You have put your finger on one of the more interesting
problems. Oddly it's one that military people are most reluctant to
discuss. Kind of like the 800 pound gorilla in the room nobody will mention.
What may be the second least expensive way to get cargo into space is
"pop up and push" with an ablation laser. Energy wise a 4 GW laser is
equal to 1 ton TNT/sec. It would boil 480 gallons of water/sec. At
240 pounds per person and 8 pounds to the gallon, there is enough
power in a 4 GW beam to boil all the water in 16 people in a
second.
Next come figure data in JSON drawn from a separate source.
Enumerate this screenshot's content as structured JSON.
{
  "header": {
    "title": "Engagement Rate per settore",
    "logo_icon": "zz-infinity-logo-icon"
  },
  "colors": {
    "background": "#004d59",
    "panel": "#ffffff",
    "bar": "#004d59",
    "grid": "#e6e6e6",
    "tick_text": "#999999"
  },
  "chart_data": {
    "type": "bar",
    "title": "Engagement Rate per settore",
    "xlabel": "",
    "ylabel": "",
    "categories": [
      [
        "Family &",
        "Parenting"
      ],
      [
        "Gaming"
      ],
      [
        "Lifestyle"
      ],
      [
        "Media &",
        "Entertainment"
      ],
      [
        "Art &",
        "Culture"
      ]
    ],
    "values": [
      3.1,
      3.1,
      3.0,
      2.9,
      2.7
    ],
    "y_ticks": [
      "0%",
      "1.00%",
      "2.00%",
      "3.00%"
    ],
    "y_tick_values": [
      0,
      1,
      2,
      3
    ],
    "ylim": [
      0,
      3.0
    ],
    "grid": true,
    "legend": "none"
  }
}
At least you don't have to worry about eye protection!
Used for propulsion the beam power would be focused in about 8 sq
meters or a power density up to boiling 60 gal/sec/m^2. A standing
person considered as a 2 meter tall block massing 200kg would have an
area of 1/10 square meter. So the beam would boil 6 gallons off the
top of this block or 48 pounds.
So being touched for a second with a 4 GW propulsion laser would
*not* completely vaporize a person, but would boil them away down to
mid chest . . . unless they were wearing their tin foil hat . . . .
(Note to self, invest in companies that make tin foil hats.)
A propulsion laser uses very high pulse intensity--like lasers used
to reshape a person's eyes. It's possible not much heat damage would
be done below where the beam blasted away flesh. Except from the
pavement all around them being blasted into incandescent vapor.
Any one of hundreds, then thousands, of multi GW power satellites can
be converted to powering such a laser.